The Los Angeles Sentinel is a weekly African-American owned newspaper published in Los Angeles, California. The paper boasted of reaching 125,000 readers As of 2004, making it one of the oldest, largest and most influential African-American newspapers in the Western United States. The Sentinel was also noted for their coverage of the changing African-American daily life experience in the post-1992 Los Angeles Riots era.

The Sentinel was founded in 1933 by Leon H. Washington Jr. for Black readers. Since that time, the newspaper has been considered a staple of Black life in Los Angeles. The paper mainly focuses on and thus enjoys most of its circulation in the predominantly African-American neighborhoods of South Los Angeles, Inglewood and Compton. The office is on Crenshaw Boulevard with commercial corridor in the Hyde Park neighborhood which is known as "the heart of African American commerce in Los Angeles".

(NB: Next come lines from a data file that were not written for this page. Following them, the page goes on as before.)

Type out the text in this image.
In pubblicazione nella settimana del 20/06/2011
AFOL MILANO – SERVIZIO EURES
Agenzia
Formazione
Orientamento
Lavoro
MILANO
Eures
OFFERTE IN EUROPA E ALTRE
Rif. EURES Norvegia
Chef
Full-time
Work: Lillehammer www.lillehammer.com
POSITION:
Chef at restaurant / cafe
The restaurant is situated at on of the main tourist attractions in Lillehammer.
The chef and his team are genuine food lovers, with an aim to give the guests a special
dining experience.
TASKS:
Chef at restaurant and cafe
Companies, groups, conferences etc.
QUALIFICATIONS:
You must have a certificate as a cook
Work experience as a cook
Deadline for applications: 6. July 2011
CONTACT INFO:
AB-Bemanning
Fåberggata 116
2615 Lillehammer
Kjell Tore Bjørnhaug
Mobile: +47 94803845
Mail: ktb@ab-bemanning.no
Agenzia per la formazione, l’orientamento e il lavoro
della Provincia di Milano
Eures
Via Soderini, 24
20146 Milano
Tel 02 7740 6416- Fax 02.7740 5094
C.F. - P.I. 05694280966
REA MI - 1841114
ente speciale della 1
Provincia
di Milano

On March 17, 2004, the Sentinel was purchased and came under the direction of real estate developer and community activist Danny Bakewell. He planned to provide the diversity of thought that exists among African Americans with opinion columns and editorials. He also wanted to cover business and reach young people.

==Notable people==
- Larry Aubry, columnist, activist, known as the "conscience of Black LA"
- David Glenn Brown (born 1954) award-winning political cartoonist, educator and publisher. NAACP Image Award 2009. Sentinel political cartoonist 2003–present
- Robert C. Farrell (born 1936), journalist and member of the Los Angeles City Council, 1974–91
- Gertrude Gipson, editor and columnist
- Booker Griffin, columnist
- Patricia "Pat" Newman (1935–1981) journalist, hostess of Pat's Points Sunday morning talk show, community activist, feminist.
- Brad Pye Jr. (born 1931), sports and managing editor city editor, columnist (Prying Pye), radio sports broadcast journalist.